- DuckDuckGo US app installs rose 18.1% week-over-week (May 20-25 vs May 13-18), peaking at 30.5% on May 25.
- iOS install growth averaged 33% WoW, peaking at 69.9%.
- Visits to DuckDuckGo’s AI-free search page (noai.duckduckgo.com) averaged 22.7% WoW growth, peaking at 27.7%.
- CEO Gabriel Weinberg said Google is ‘force-feeding AI with no way to opt out’ — DuckDuckGo positions itself as the alternative that lets users decide.
What Happened
DuckDuckGo US app installs surged after Google’s I/O 2026 announcement of an agentic AI Search overhaul, TechCrunch reported. US installs went up 18.1% week-over-week on average during May 20-25 versus May 13-18. Growth peaked at 30.5% on May 25. On iOS, the rate was even higher — week-over-week growth averaged 33%, peaking at 69.9%.
Why It Matters
The DuckDuckGo install surge is the cleanest empirical signal yet that a meaningful user cohort actively rejects AI-mediated search defaults. Google announced at I/O 2026 (May 19) that its traditional list of blue links is being replaced by an AI agent that answers queries, executes tasks, and runs background monitoring agents. The user response — measured by DuckDuckGo install rates and noai.duckduckgo.com visits — has been sharp.
DuckDuckGo CEO Gabriel Weinberg said: “Google is force-feeding AI with no way to opt out. As a result, their results are getting worse, not better. We want to be the place that puts users in charge and allows them to decide how much or how little AI they want.”
Technical Details
DuckDuckGo accounts for approximately 2% of the US search market — well below Google’s dominant position. During Google’s 2023 search antitrust trial, Weinberg testified that Google’s exclusive default-search contracts harmed DuckDuckGo’s ability to pitch as the default on other browsers. The current install surge does not threaten Google’s dominance numerically but does provide a measurable signal that the AI Search overhaul has costs.
The noai.duckduckgo.com page is DuckDuckGo’s AI-free search surface — a separate URL that disables every AI feature including AI-assisted answers and AI-generated images by default. Visit growth to that page averaged 22.7% week-over-week, peaking at 27.7% on May 24. The combination of app-install growth plus AI-free page growth suggests the demand signal is for AI-opt-out rather than just a different search engine.
Who’s Affected
Google faces a measurable demand signal that its AI Search overhaul has costs.
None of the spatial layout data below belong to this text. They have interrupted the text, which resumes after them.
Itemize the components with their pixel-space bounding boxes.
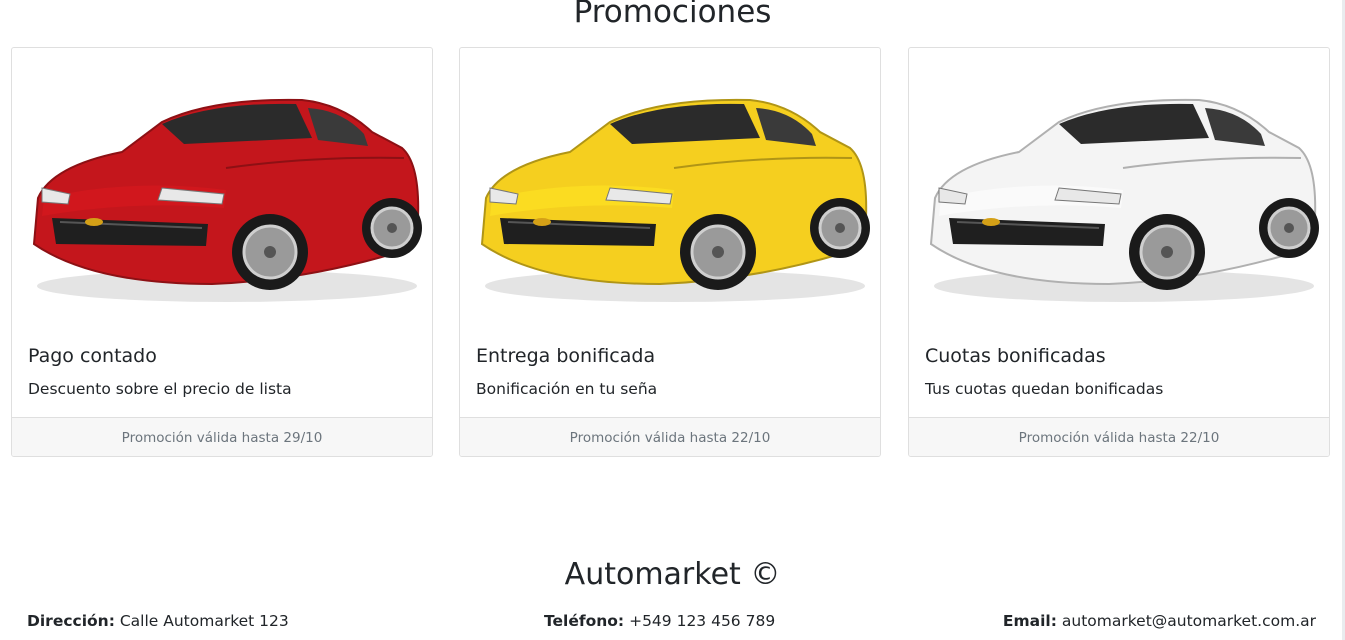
promo-description: Tus cuotas quedan bonificadas: [925, 380, 1164, 398]
promo-card-cash[interactable]: Pago contado Descuento sobre el precio d…: [11, 47, 433, 457]
white-car-icon: [929, 98, 1319, 302]
page: Promociones Pago contado Descuento sobre…: [0, 0, 1345, 640]
promo-image: [12, 48, 432, 328]
promo-card-delivery[interactable]: Entrega bonificada Bonificación en tu se…: [459, 47, 881, 457]
section-title: Promociones: [573, 0, 772, 30]
email-label: Email:: [1002, 612, 1057, 630]
promo-title: Entrega bonificada: [476, 345, 656, 367]
address-value: Calle Automarket 123: [119, 612, 289, 630]
yellow-car-icon: [480, 98, 870, 302]
promo-description: Bonificación en tu seña: [476, 380, 658, 398]
footer-phone: Teléfono: +549 123 456 789: [544, 609, 775, 633]
promo-validity: Promoción válida hasta 22/10: [909, 417, 1329, 456]
promo-description: Descuento sobre el precio de lista: [28, 380, 292, 398]
address-label: Dirección:: [27, 612, 115, 630]
footer-email: Email: automarket@automarket.com.ar: [1003, 609, 1316, 633]
phone-value: +549 123 456 789: [629, 612, 776, 630]
promo-validity: Promoción válida hasta 22/10: [460, 417, 880, 456]
footer-brand: Automarket ©: [564, 557, 781, 592]
email-value[interactable]: automarket@automarket.com.ar: [1062, 612, 1316, 630]
promo-card-installments[interactable]: Cuotas bonificadas Tus cuotas quedan bon…: [908, 47, 1330, 457]
promo-title: Cuotas bonificadas: [925, 345, 1106, 367]
promo-image: [909, 48, 1329, 328]
red-car-icon: [32, 98, 422, 302]
promo-title: Pago contado: [28, 345, 157, 367]
phone-label: Teléfono:: [544, 612, 625, 630]
promotions-grid: Pago contado Descuento sobre el precio d…: [11, 47, 1332, 459]
promo-validity: Promoción válida hasta 29/10: [12, 417, 432, 456]
footer-address: Dirección: Calle Automarket 123: [27, 609, 289, 633]
promo-image: [460, 48, 880, 328]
The 2% DuckDuckGo market share is structurally protected — antitrust limitations and continuing Apple/Mozilla browser-default arrangements constrain DuckDuckGo’s reach — but the install velocity matters for the policy debate. Privacy-focused competitors (Brave Search, Kagi, Mojeek, Ecosia) gain renewed attention from users opting out of mainstream AI search. Google’s competing AI providers (Anthropic, OpenAI, Perplexity) face the same secondary question of whether their products generate similar opt-out behaviour at scale.
What’s Next
DuckDuckGo’s CEO has signalled the company will continue to position around AI-opt-out. Expect Brave, Kagi, and Mojeek to publicly track their own install metrics in similar windows. Google’s response — whether it offers a true AI-opt-out toggle in Search — will be among the most-watched product disclosures through the second half of 2026. The broader debate about AI-mediated information consumption (Pope Leo XIV’s encyclical, Bloomberg’s Oppenheimer framing) gains another concrete data point.